Here’s just a few of the things that delighted/depressed me in my recent search experience. I searched for Marydee Ojala. OK, that’s me. And Google figured out that the M Ojala in the author field was that same Marydee. Not Markus, who’s doing a PhD at Helsinki University. Not Matti, who’s in the Department of Agricultural Sciences at the same institution. Not Mace, the librarian who organizes the unconference Cycling for Libraries. I have a mental image of a Google algorithm that, in extremely unscientific terms, sees Marydee Ojala, notes that I write about online searching, and eliminates social science research, agricultural research, and cycling to present me with completely relevant results. Well done, Google Scholar!
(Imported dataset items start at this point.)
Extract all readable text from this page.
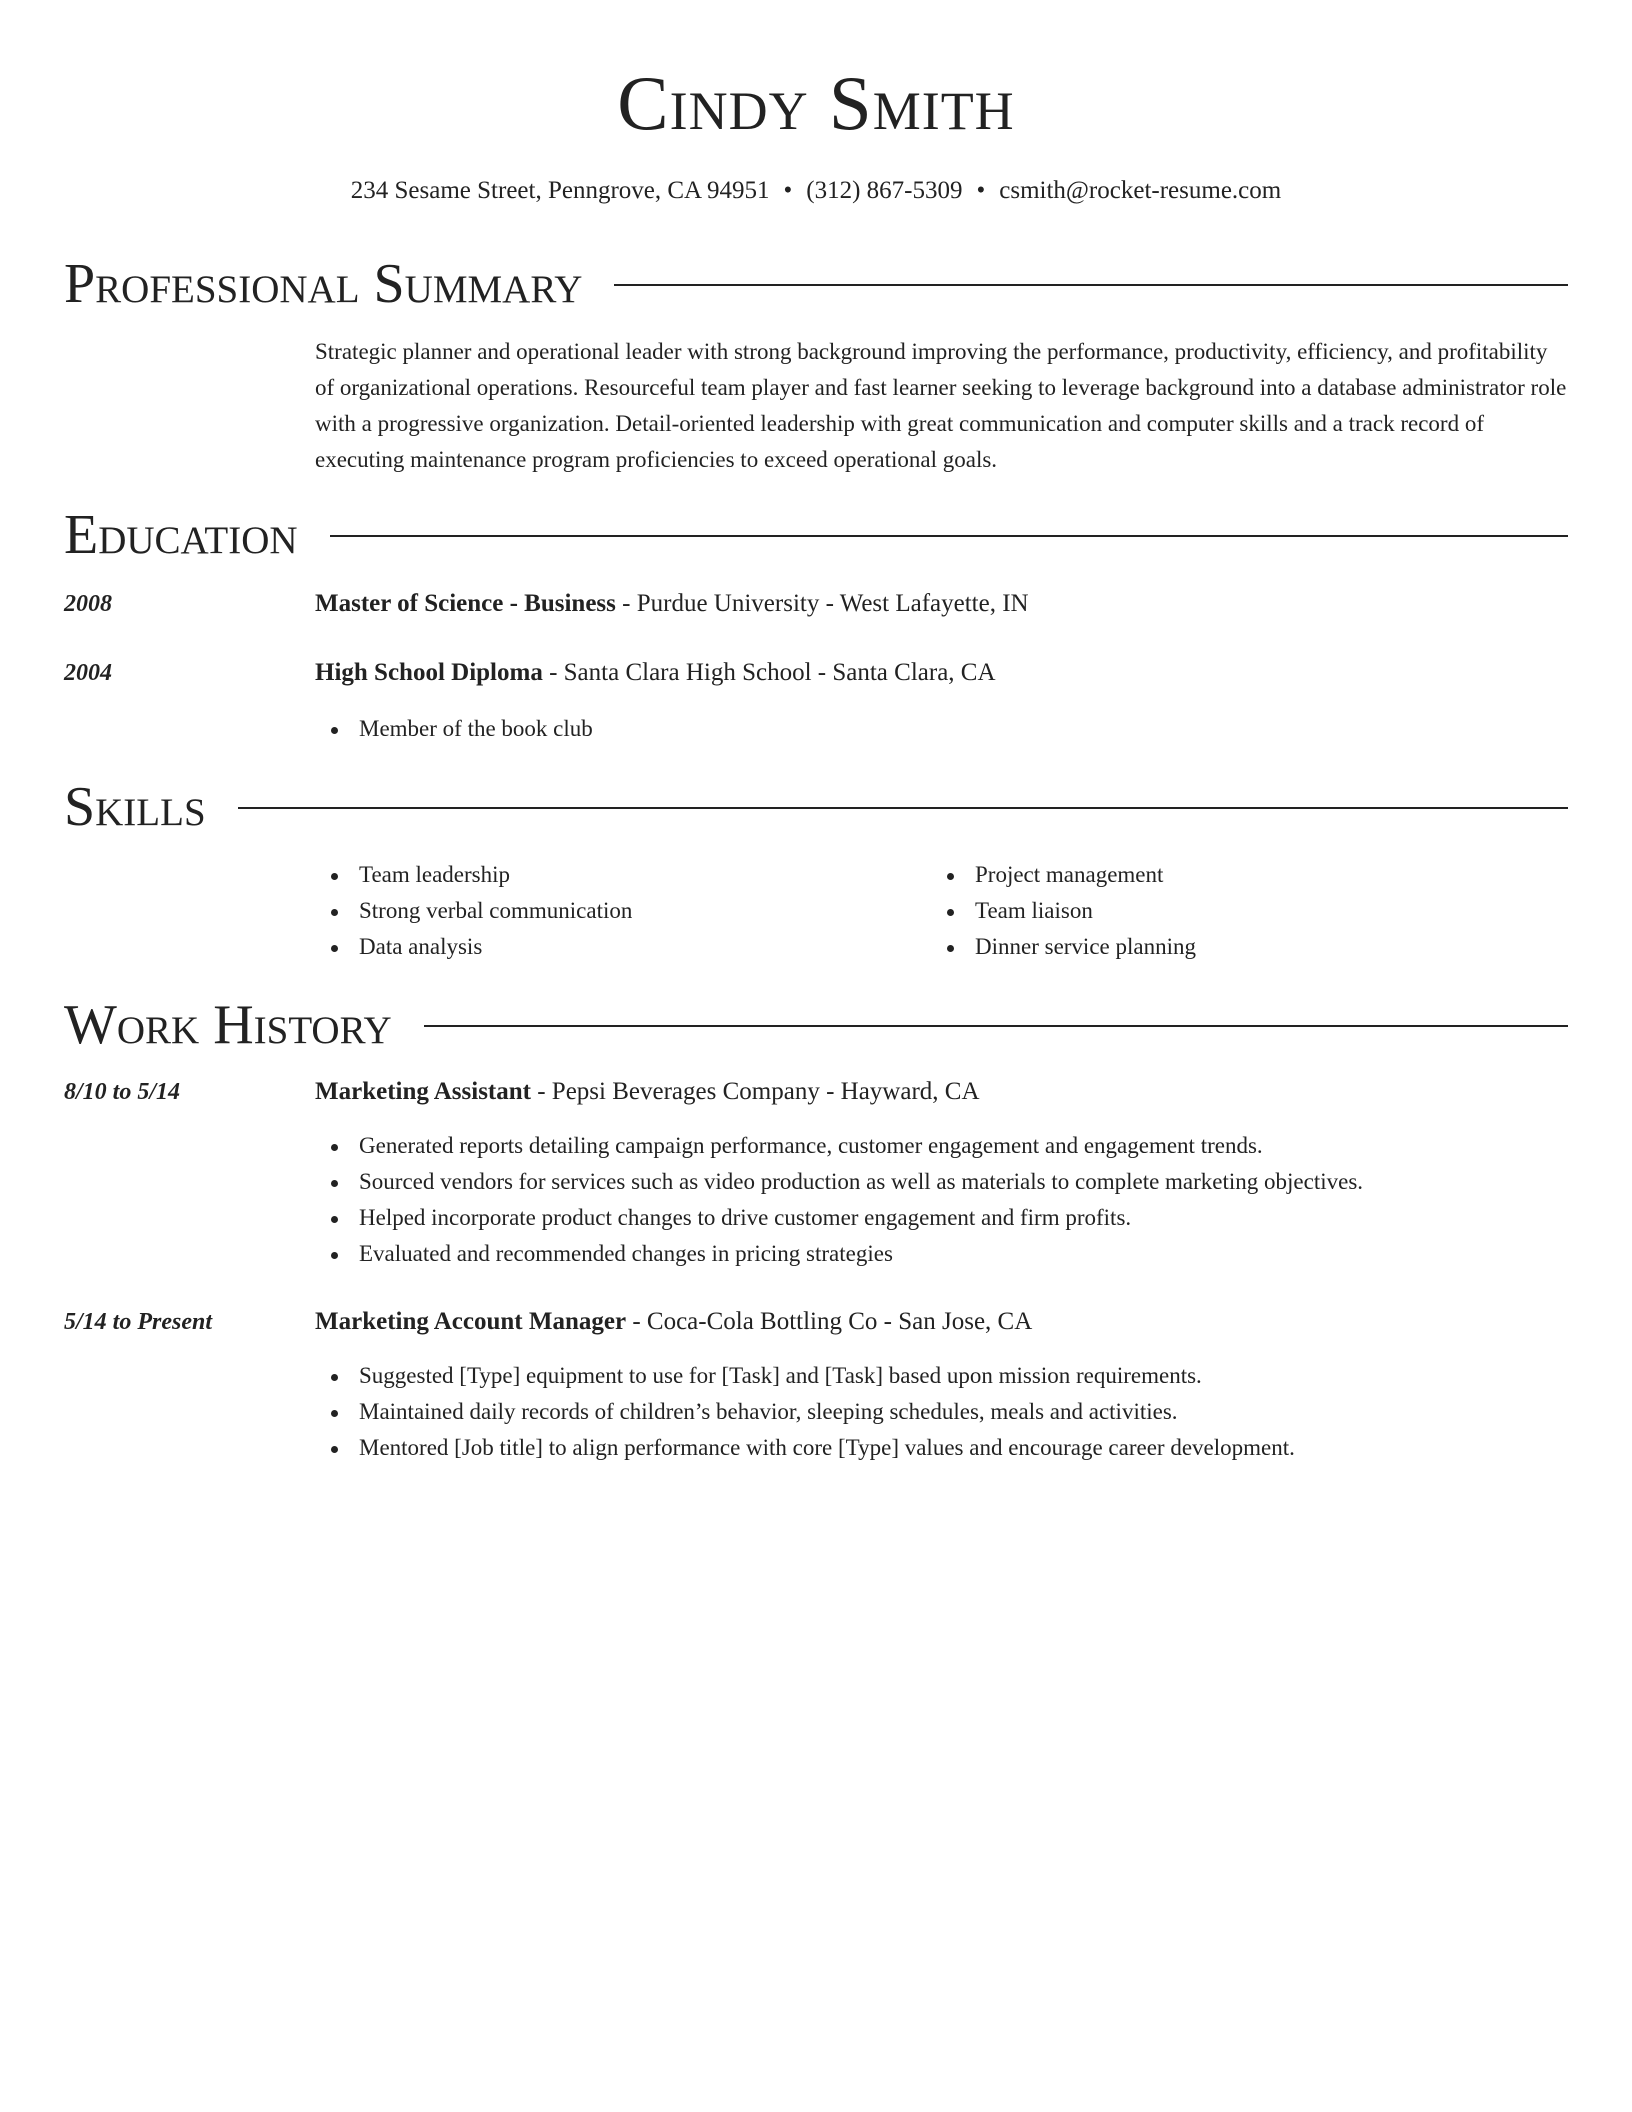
Cindy Smith
234 Sesame Street, Penngrove, CA 94951 • (312) 867-5309 • csmith@rocket-resume.com
Professional Summary
Strategic planner and operational leader with strong background improving the performance, productivity, efficiency, and profitability of organizational operations. Resourceful team player and fast learner seeking to leverage background into a database administrator role with a progressive organization. Detail-oriented leadership with great communication and computer skills and a track record of executing maintenance program proficiencies to exceed operational goals.
Education
2008	Master of Science - Business - Purdue University - West Lafayette, IN
2004	High School Diploma - Santa Clara High School - Santa Clara, CA
Member of the book club
Skills
Team leadership
Strong verbal communication
Data analysis
Project management
Team liaison
Dinner service planning
Work History
8/10 to 5/14	Marketing Assistant - Pepsi Beverages Company - Hayward, CA
Generated reports detailing campaign performance, customer engagement and engagement trends.
Sourced vendors for services such as video production as well as materials to complete marketing objectives.
Helped incorporate product changes to drive customer engagement and firm profits.
Evaluated and recommended changes in pricing strategies
5/14 to Present	Marketing Account Manager - Coca-Cola Bottling Co - San Jose, CA
Suggested [Type] equipment to use for [Task] and [Task] based upon mission requirements.
Maintained daily records of children’s behavior, sleeping schedules, meals and activities.
Mentored [Job title] to align performance with core [Type] values and encourage career development.
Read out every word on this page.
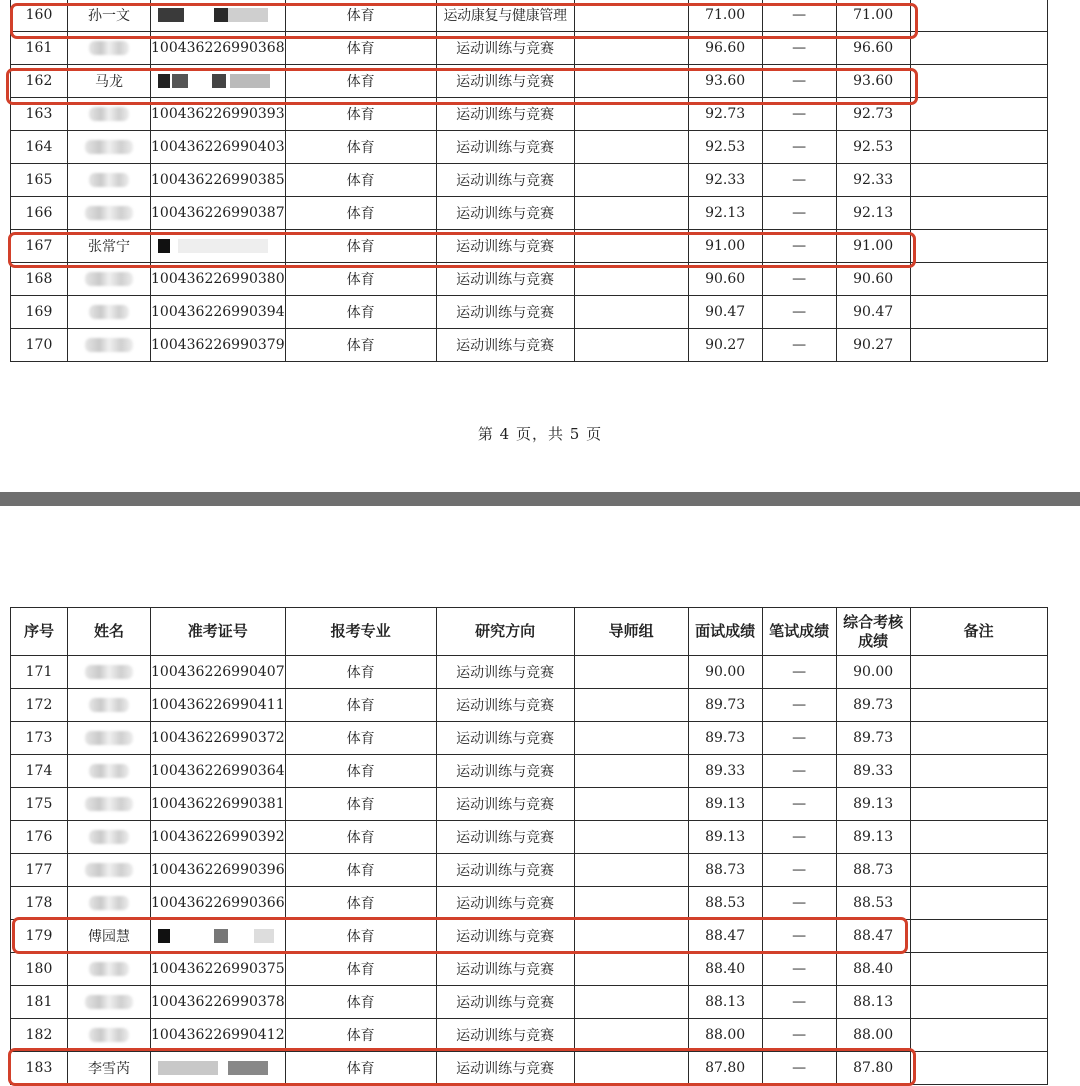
160	孙一文		体育	运动康复与健康管理		71.00	—	71.00	
161		100436226990368	体育	运动训练与竞赛		96.60	—	96.60	
162	马龙		体育	运动训练与竞赛		93.60	—	93.60	
163		100436226990393	体育	运动训练与竞赛		92.73	—	92.73	
164		100436226990403	体育	运动训练与竞赛		92.53	—	92.53	
165		100436226990385	体育	运动训练与竞赛		92.33	—	92.33	
166		100436226990387	体育	运动训练与竞赛		92.13	—	92.13	
167	张常宁		体育	运动训练与竞赛		91.00	—	91.00	
168		100436226990380	体育	运动训练与竞赛		90.60	—	90.60	
169		100436226990394	体育	运动训练与竞赛		90.47	—	90.47	
170		100436226990379	体育	运动训练与竞赛		90.27	—	90.27	
第 4 页，共 5 页
序号	姓名	准考证号	报考专业	研究方向	导师组	面试成绩	笔试成绩	综合考核成绩	备注
171		100436226990407	体育	运动训练与竞赛		90.00	—	90.00	
172		100436226990411	体育	运动训练与竞赛		89.73	—	89.73	
173		100436226990372	体育	运动训练与竞赛		89.73	—	89.73	
174		100436226990364	体育	运动训练与竞赛		89.33	—	89.33	
175		100436226990381	体育	运动训练与竞赛		89.13	—	89.13	
176		100436226990392	体育	运动训练与竞赛		89.13	—	89.13	
177		100436226990396	体育	运动训练与竞赛		88.73	—	88.73	
178		100436226990366	体育	运动训练与竞赛		88.53	—	88.53	
179	傅园慧		体育	运动训练与竞赛		88.47	—	88.47	
180		100436226990375	体育	运动训练与竞赛		88.40	—	88.40	
181		100436226990378	体育	运动训练与竞赛		88.13	—	88.13	
182		100436226990412	体育	运动训练与竞赛		88.00	—	88.00	
183	李雪芮		体育	运动训练与竞赛		87.80	—	87.80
Then I got to the sort options. That’s when depression set in. On my name, I had 696 hits. Un-ticking the box for Citations, the hit count was further reduced, to 308. When I sort by date, that goes down to 1. OK, it’s a book review I wrote in 2013 and the sort does say that it only does articles posted (not published, mind you) in the last year. So I hit the back arrow and suddenly my results, now sorted by relevance, went down to 545. Again un-ticking the Citation box, the hit count is now 196.
Several other author searches performed similarly, so it’s not just me.
Going back to that date sorting: It’s important to remember that it’s not by publication date. One search, on “digital libraries”, retrieved 3,540 hits when limited to Since 2013. The sort by date winnowed it down to 606. Shouldn’t the number of articles in the last year be the same as since 2013? Looking at the first 10 hits in the sorted results list, they are, indeed, sorted by date posted. But the publication dates vary. Again, this is very unscientific, as I looked only at the first 10, but although most were published during the May-June 2013 time frame, they were not sorted by the publication date and one was published in 2006.
I can think of a number of reasons why Google Scholar has trouble with its sorting. Publisher embargoes and the methodology of web scraping to populate Scholar undoubtedly play a role. Still, it’s an interesting exercise to unravel how and why Google Scholar does what it does.